It's reactions like this that make companies not want to even try. "People are going to bitch whether we sell to the police or not so there is no upside to stopping". Why not have a little positivity that AWS is finally restricting access to their technology beyond what is legally required?
We should be positive about public pressure having an effect on large corporations. We should not be positive about a large corporation making the calculated decision that a tiny drop in revenue is worth the advertisement and good press that comes with it.
What percent of AWS revenue is from Rekognition? Probably a rounding error.
because there's generally much cynicism about piecemeal measures in regard to surveillance. Over the past, it's been exceedingly common that both private firms, as well as legislators, halt some program or legislation only to bring it back a year or two later.
Arguably we need a much more principled, stronger stance on opposition to mass surveillance period. Companies that understand the ethical obligations should get out of it completely.
Go all in then. Disallow the use of the technology without independent oversight. But don't do a half hearted measure because you're unwilling to commit, or you're going to grasp for some positive PR.
> Why not have a little positivity that AWS is finally restricting access to their technology beyond what is legally required?
Because it's not enough. "Please sir, may I have some more" is not how you address the weaponization of technology by a trillion dollar org.
Why do we need to demand all or nothing? AWS is never going to allow for independent oversight - not even Google does that. Demanding this just means that AWS would never make any improvements.
Independent oversight? So .. like from a government? Cause that's the definition of independent, from the people for the people. And if the next answer is "that's not how government is in reality" neither is any other 'independent' oversight. Humans are easily corruptible. We better find a solution for this problem or all that will happen is an endless line of watchers watching other watchers.
Humans are the only solution. Rational humans are never going to rely on technology alone for enforcement, governance, and/or oversight. If you have a problem with the humans currently making decisions, find better humans. Checks and balances.
Don't like the Big Tech corporate surveillance state? Write better laws regulating them. Don't like the people writing laws currently? Vote and run against them. Still not heard? There are yet more avenues for recourse.
The idea that technology is going to fix these problems holds no basis in reality.
Seems I misunderstood your previous post, cause everything you wrote I agree with completely.
My only point here is: Currently, people do not trust independent oversight (read: government). And there are probably a few good reasons. So, I don't see how saying "Amazon should only sell this technology with independent oversight" fixes anything as long as the trust problem isn't solved.

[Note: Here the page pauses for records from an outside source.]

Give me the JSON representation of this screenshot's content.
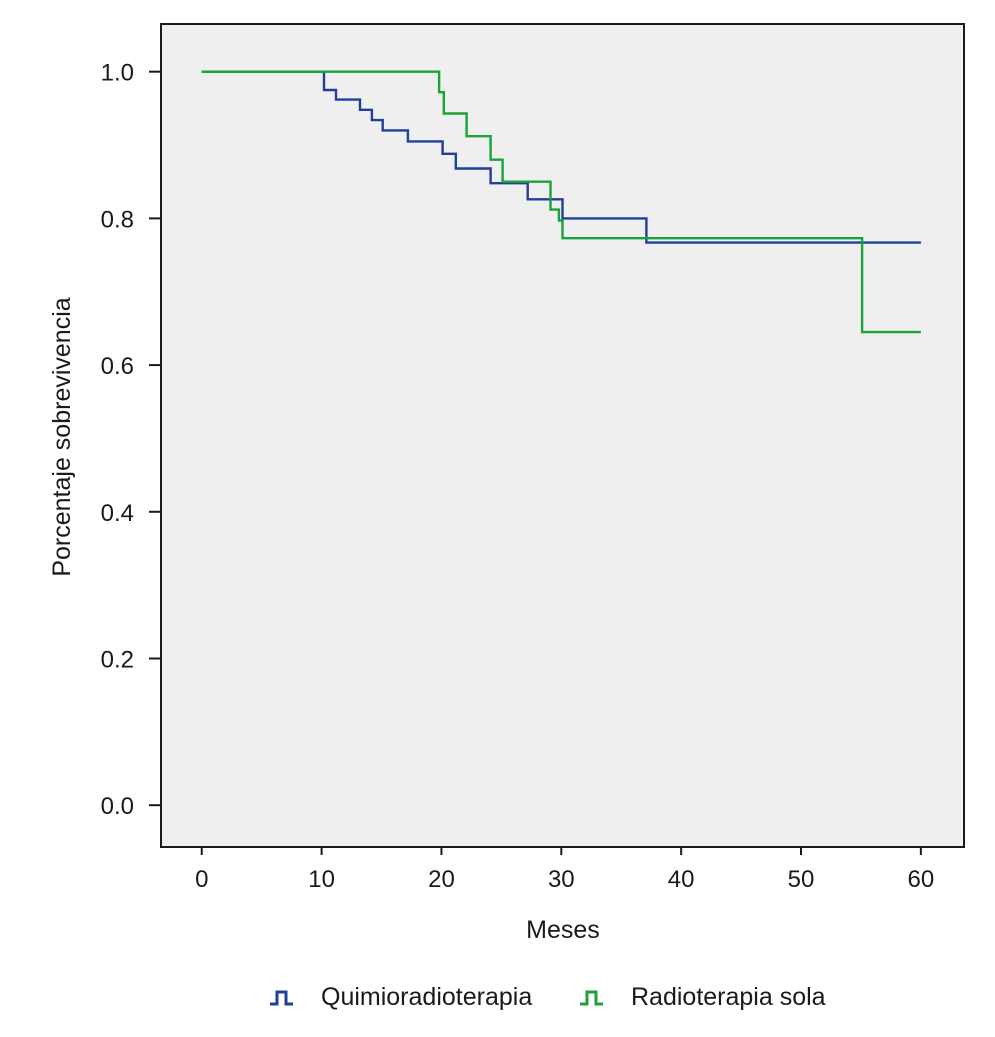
{
  "chart_data": {
    "type": "line",
    "title": "",
    "xlabel": "Meses",
    "ylabel": "Porcentaje sobrevivencia",
    "xlim": [
      -3.4,
      63.6
    ],
    "ylim": [
      -0.057,
      1.065
    ],
    "x_ticks": [
      0,
      10,
      20,
      30,
      40,
      50,
      60
    ],
    "y_ticks": [
      0.0,
      0.2,
      0.4,
      0.6,
      0.8,
      1.0
    ],
    "x_tick_labels": [
      "0",
      "10",
      "20",
      "30",
      "40",
      "50",
      "60"
    ],
    "y_tick_labels": [
      "0.0",
      "0.2",
      "0.4",
      "0.6",
      "0.8",
      "1.0"
    ],
    "step": true,
    "grid": false,
    "plot_background": "#efefef",
    "legend": {
      "position": "bottom"
    },
    "series": [
      {
        "name": "Quimioradioterapia",
        "color": "#1f3f99",
        "x": [
          0,
          10,
          10.2,
          11.2,
          13.2,
          14.2,
          15.1,
          17.2,
          20.1,
          21.2,
          24.1,
          27.2,
          30.1,
          37.1,
          60
        ],
        "y": [
          1.0,
          1.0,
          0.975,
          0.962,
          0.948,
          0.934,
          0.92,
          0.905,
          0.888,
          0.868,
          0.848,
          0.826,
          0.8,
          0.767,
          0.767
        ]
      },
      {
        "name": "Radioterapia sola",
        "color": "#1aa33a",
        "x": [
          0,
          19.1,
          19.8,
          20.2,
          22.1,
          24.1,
          25.1,
          29.1,
          29.8,
          30.1,
          55.1,
          60
        ],
        "y": [
          1.0,
          1.0,
          0.972,
          0.943,
          0.912,
          0.88,
          0.85,
          0.812,
          0.797,
          0.773,
          0.645,
          0.645
        ]
      }
    ]
  }
}
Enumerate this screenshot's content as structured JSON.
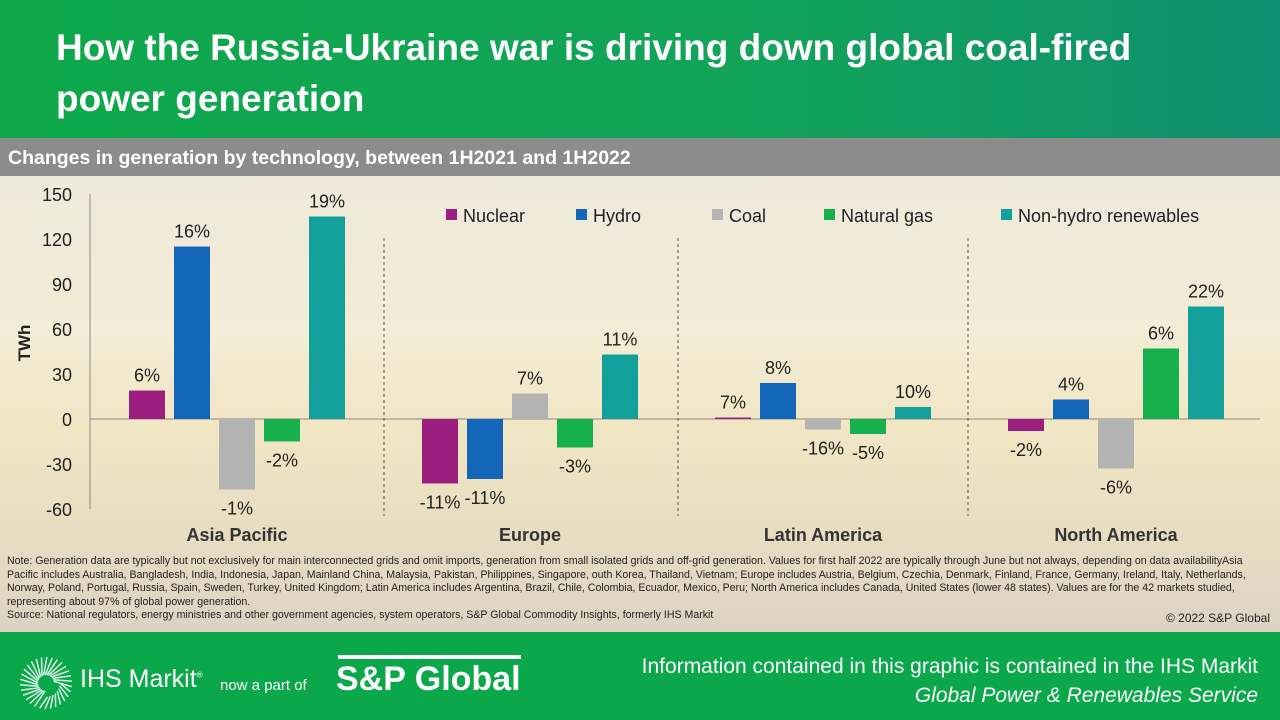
{
  "title": "How the Russia-Ukraine war is driving down global coal-fired power generation",
  "subtitle": "Changes in generation by technology, between 1H2021 and 1H2022",
  "chart_data": {
    "type": "bar",
    "ylabel": "TWh",
    "ylim": [
      -60,
      150
    ],
    "yticks": [
      150,
      120,
      90,
      60,
      30,
      0,
      -30,
      -60
    ],
    "grid": false,
    "legend": "top-right",
    "categories": [
      "Asia Pacific",
      "Europe",
      "Latin America",
      "North America"
    ],
    "series": [
      {
        "name": "Nuclear",
        "color": "#9c1f7f",
        "values": [
          19,
          -43,
          1,
          -8
        ],
        "labels": [
          "6%",
          "-11%",
          "7%",
          "-2%"
        ]
      },
      {
        "name": "Hydro",
        "color": "#1466b8",
        "values": [
          115,
          -40,
          24,
          13
        ],
        "labels": [
          "16%",
          "-11%",
          "8%",
          "4%"
        ]
      },
      {
        "name": "Coal",
        "color": "#b3b3b3",
        "values": [
          -47,
          17,
          -7,
          -33
        ],
        "labels": [
          "-1%",
          "7%",
          "-16%",
          "-6%"
        ]
      },
      {
        "name": "Natural gas",
        "color": "#16b04c",
        "values": [
          -15,
          -19,
          -10,
          47
        ],
        "labels": [
          "-2%",
          "-3%",
          "-5%",
          "6%"
        ]
      },
      {
        "name": "Non-hydro renewables",
        "color": "#14a09a",
        "values": [
          135,
          43,
          8,
          75
        ],
        "labels": [
          "19%",
          "11%",
          "10%",
          "22%"
        ]
      }
    ]
  },
  "notes": "Note: Generation data are typically  but not exclusively for  main interconnected grids and omit imports, generation from small isolated grids and off-grid generation. Values for first half 2022 are typically through June but not always, depending on data availabilityAsia Pacific includes Australia, Bangladesh, India, Indonesia, Japan, Mainland China, Malaysia, Pakistan, Philippines, Singapore, outh Korea, Thailand, Vietnam; Europe includes Austria, Belgium, Czechia, Denmark, Finland, France, Germany, Ireland, Italy,  Netherlands, Norway, Poland, Portugal, Russia, Spain, Sweden, Turkey, United Kingdom; Latin America includes Argentina, Brazil, Chile, Colombia, Ecuador, Mexico, Peru; North America includes Canada, United States (lower 48 states). Values are for the 42 markets studied, representing about 97% of global power generation.",
  "source": "Source: National regulators, energy ministries and other government agencies, system operators, S&P Global Commodity Insights, formerly IHS Markit",
  "copyright": "© 2022  S&P Global",
  "footer": {
    "ihs": "IHS Markit",
    "reg": "®",
    "nowpart": "now a part of",
    "spg": "S&P Global",
    "info1": "Information contained in this graphic is contained in the IHS Markit",
    "info2": "Global Power & Renewables Service"
  }
}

> Independent oversight? So .. like from a government? Cause that's the definition of independent, from the people for the people.
If you do truly hold the belief that governments are "the definition of independent", and that all governments act solely in the best interests of their own citizens...well, to borrow some words from Public Enemy: Can't do nuttin' for ya man.
We're literally talking about the government using facial recognition with no oversight and little public debate and no consent from the public, so you wouldn't have an excuse for coming out with this "government is all of us working together" lorem ipsum even if you were born 30 seconds before the article was posted and didn't know anything about the way that governments actually behave in practice.
You come so very close to getting it, in that you acknowledge that this isn't how governments work in reality, and then you're like "well neither is anything else though" as if that is somehow an argument for a strategy that you kinda-acknowledge cannot work.
And FWIW: I agree, it's fucked, it needs to stop, both in the public and private sector, and anyone that works on such tech should be shunned. But your assumptions are false to fact.
Bottomless cynicism gets us nowhere. It's far from done, but unless there's some evidence that they are still selling Rekognition to the police, this is a positive development in the field of facial recognition.
It is a one year moratorium. They aren't even getting out for good. They are pausing it, hoping this issue will be forgotten about it a year, and then they will resume making money off it.
Closing a profit generating business line is all more difficult than closing an unproven one. Props to folks at Amazon, this a change for the better.
I'm wary about their competitors though. Looks like an opportunity for Microsoft to monopolise the face recognition software market. Can't think of any market force to solve this, and regulation would probably leave a lot of room to game the system.